O Estado de São Paulo, n.46182, 27/03/2020. Política, p.A12

 

Moraes veta item de MP que restringe Lei de Acesso

Pepita Ortega

Fausto Macedo

Paulo Roberto Netto

27/03/2020

 

 

Dispositivo suspendia os prazos para que a administração pública atendesse a pedidos de informações durante pandemia da covid-19

O ministro Alexandre de Moraes, do Supremo Tribunal Federal, suspendeu ontem item da medida provisória que impõe restrições à Lei de Acesso à Informação durante a pandemia do coronavírus. O trecho derrubava o prazo para que a administração pública atendesse a solicitações feitas via Lei de Acesso, que determina o máximo de 30 dias para respostas a demandas de qualquer cidadão. Para Moraes, o artigo “pretende transformar a exceção – o sigilo de informações – em regra, afastando a plena incidência dos princípios da publicidade e da transparência”.

A decisão do ministro do Supremo atendeu a pedido da Ordem dos Advogados do Brasil (OAB), que alegou “cerceamento aos direitos constitucionais à informação”. Rede e PSB também questionaram o texto na Corte. Houve ainda reação de entidades de jornalismo, como a Associação Nacional de Jornais (ANJ), e de transparência à MP do presidente Jair Bolsonaro, que foi publicada na segunda-feira à noite em edição extra do Diário Oficial da União.

Além da suspensão do prazo de resposta, o trecho vetado por Moraes previa a necessidade de reiterar o pedido após o fim do estado de calamidade decretado por causa do coronavírus e indicava que recursos apresentados contra negativas às solicitações seriam rejeitados.

“A publicidade específica de determinada informação somente poderá ser excepcionada quando o interesse público assim determinar. Portanto, salvo situações excepcionais, a administração pública tem o dever de absoluta transparência na condução dos negócios públicos”, afirmou o ministro. Ainda segundo Moraes, o item inverte “a finalidade da proteção constitucional ao livre acesso de informações a toda sociedade”.

Pela MP, estariam livres de cumprir os prazos para respostas todos os órgãos que tiverem seus servidores submetidos a regime de quarentena, teletrabalho ou que dependam de acesso presencial para poder responder ao pedido de informação. De acordo com o texto, todo pedido negado sob a justificativa de que o funcionário está em isolamento em função da pandemia ou em home office não teria possibilidade de recurso.

Moraes diz ainda na decisão que “a participação política dos cidadãos em uma democracia representativa somente se fortalece em um ambiente de total visibilidade e possibilidade de exposição crítica das diversas opiniões sobre as políticas públicas adotadas pelos governantes”.

“A Constituição consagrou expressamente o princípio da publicidade como um dos vetores imprescindíveis à administração pública, conferindo-lhe absoluta prioridade na gestão administrativa.
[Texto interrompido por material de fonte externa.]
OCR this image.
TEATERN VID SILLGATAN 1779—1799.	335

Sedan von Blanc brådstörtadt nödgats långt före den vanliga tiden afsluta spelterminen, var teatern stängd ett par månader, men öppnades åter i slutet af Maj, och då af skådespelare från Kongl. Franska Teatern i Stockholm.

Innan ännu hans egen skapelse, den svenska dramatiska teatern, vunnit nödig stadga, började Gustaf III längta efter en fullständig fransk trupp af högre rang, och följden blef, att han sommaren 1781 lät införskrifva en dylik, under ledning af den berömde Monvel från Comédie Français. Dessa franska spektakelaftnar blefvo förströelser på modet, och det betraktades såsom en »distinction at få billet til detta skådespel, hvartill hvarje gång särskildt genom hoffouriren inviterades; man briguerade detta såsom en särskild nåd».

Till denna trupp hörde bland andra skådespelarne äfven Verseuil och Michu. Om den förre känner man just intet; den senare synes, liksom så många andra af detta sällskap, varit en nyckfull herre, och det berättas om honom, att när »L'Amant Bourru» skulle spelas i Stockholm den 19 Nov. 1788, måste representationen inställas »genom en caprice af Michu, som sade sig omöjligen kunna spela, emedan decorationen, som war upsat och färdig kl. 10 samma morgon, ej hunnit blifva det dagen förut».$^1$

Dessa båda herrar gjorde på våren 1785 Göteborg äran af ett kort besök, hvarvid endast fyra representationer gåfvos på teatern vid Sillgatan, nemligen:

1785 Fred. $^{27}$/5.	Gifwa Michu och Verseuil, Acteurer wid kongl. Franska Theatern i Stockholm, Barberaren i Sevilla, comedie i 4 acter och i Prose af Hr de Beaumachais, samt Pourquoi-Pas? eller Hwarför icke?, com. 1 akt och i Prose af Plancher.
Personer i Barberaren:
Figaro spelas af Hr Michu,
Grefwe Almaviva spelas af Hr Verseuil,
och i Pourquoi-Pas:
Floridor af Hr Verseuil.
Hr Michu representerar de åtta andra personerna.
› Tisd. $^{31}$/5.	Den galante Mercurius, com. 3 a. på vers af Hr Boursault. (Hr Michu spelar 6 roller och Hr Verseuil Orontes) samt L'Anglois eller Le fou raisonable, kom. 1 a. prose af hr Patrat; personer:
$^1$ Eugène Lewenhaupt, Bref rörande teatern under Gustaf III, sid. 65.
À consagração constitucional de publicidade e transparência corresponde a obrigatoriedade do Estado em fornecer as informações solicitadas, sob pena de responsabilização política, civil e criminal, salvo nas hipóteses constitucionais de sigilo”, escreveu o ministro do Supremo.

A justificativa do governo para adotar a medida é concentrar esforços no enfrentamento à pandemia do novo coronavírus. Ao Estado, o ministro da Contralodoria-Geral da União (CGU), Wagner Rosário, afirmou que a intenção da medida provisória é “resguardar” os servidores e que vai divulgar voluntariamente todos os gastos emergenciais do governo.

“Quando você pede informação para um hospital lá na ponta, não tem equipe da Lei de Acesso à Informação para responder. É o pessoal que está atendendo. Então criamos essa suspensão para que possam ser respondidos assim que acabar esse período de emergência”, disse o ministro.

A suspensão valeria até o fim do estado de calamidade pública, decretado no último dia 20, com prazo para vigorar até o fim do ano.

Transparência’

“A publicidade específica de determinada informação somente poderá ser excepcionada quando o interesse público assim determinar. Portanto, salvo situações excepcionais, a administração pública tem o dever de absoluta transparência na condução dos negócios públicos.”